Services was disrupted again five years later, as Typhoon Milenyo as it ravaged the rail line going to Bicol, primarily the San Cristobal Bridge on Calamba on September 28 with Typhoon Reming following two months later, which further damaged theine and destroying Travesia Bridge in Ligao-Guinobatan Section. The line would not be serviceable until 2010.

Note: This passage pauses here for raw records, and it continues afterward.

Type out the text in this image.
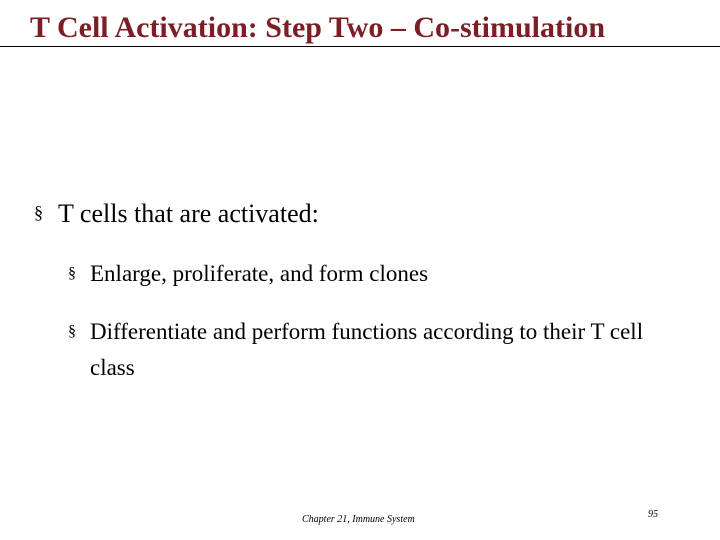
T Cell Activation: Step Two – Co-stimulation
§ T cells that are activated:
§ Enlarge, proliferate, and form clones
§ Differentiate and perform functions according to their T cell class
Chapter 21, Immune System	95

==== Metro South Commuter ====
In December 2019, the station become active once again as PNR extended the Metro South Commuter trips by adding 5 more stations on the present commuter line. KiHa 59 series and KiHa 35 trainsets ply the route, with the former servicing the entire route to Tutuban and the latter going up to Alabang only. Services become disrupted again as soon as the lockdown caused by the COVID-19 Pandemic takes effect mid-March 2020. As of October 2021, the service is still inactive.

=== Present ===
In the present day, the platform of College Station opposite the active line currently serves as a terminal for trikes serving the barangays of Batong Malake and Mayondon. Some residents occupy the area in and around the station building. The station's passing loop was also in a bad state with some parts of the tracks dismantled, if not being under a layer of soil but still recognizable.

The station was also used by PNR to some extent as it serves as stopover for passing work trains conducting clearing operations in and around Los Banos during the first quarter of the year 2022.

In January 2022, the steel stairs was dismantled by PNR Crew along with DEL 5007 to be repurposed for the upcoming Inter-Provincial Commuter Train Service between San Pablo City in the province of Laguna and Lucena City in the province of Quezon.

In May 2022, the station saw an increased presence of PNR employees along with security personnel. The station building, along with some of the shed are repainted and repaired. Old roofing and the ceiling was replaced with new ones. The interiors are still awaiting to be retrofitted even though there is already employees stationed inside. These progress hints for possible reopening of services in the near future. The commuter service still did not materialize as of August 2022, two months after the supposed opening of the Dela Rosa, Makati to Lucena City Line, with the allocated steel stairs now relegated to San Pablo-Lucena Line.

=== Inter-Provincial Commuter Calamba Extension ===
Philippine National Railways inaugurated the Calamba-Lucena Line on October 6, 2022 in addition to the current San Pablo-Lucena route of Inter-Provincial Commuter Line which runs between the provinces of Laguna and Quezon. The additional stops included in the extension are IRRI Flag stop, College, Los Baños, Masili, Pansol, and Calamba, which was also formerly served by the Metro South Commuter IRRI extension way back 2019.

The line utilizes the newest trainsets of PNR bought from PT INKA and will be consisting of only 2 trips daily, departing Lucena early in the morning and Calamba later in the evening.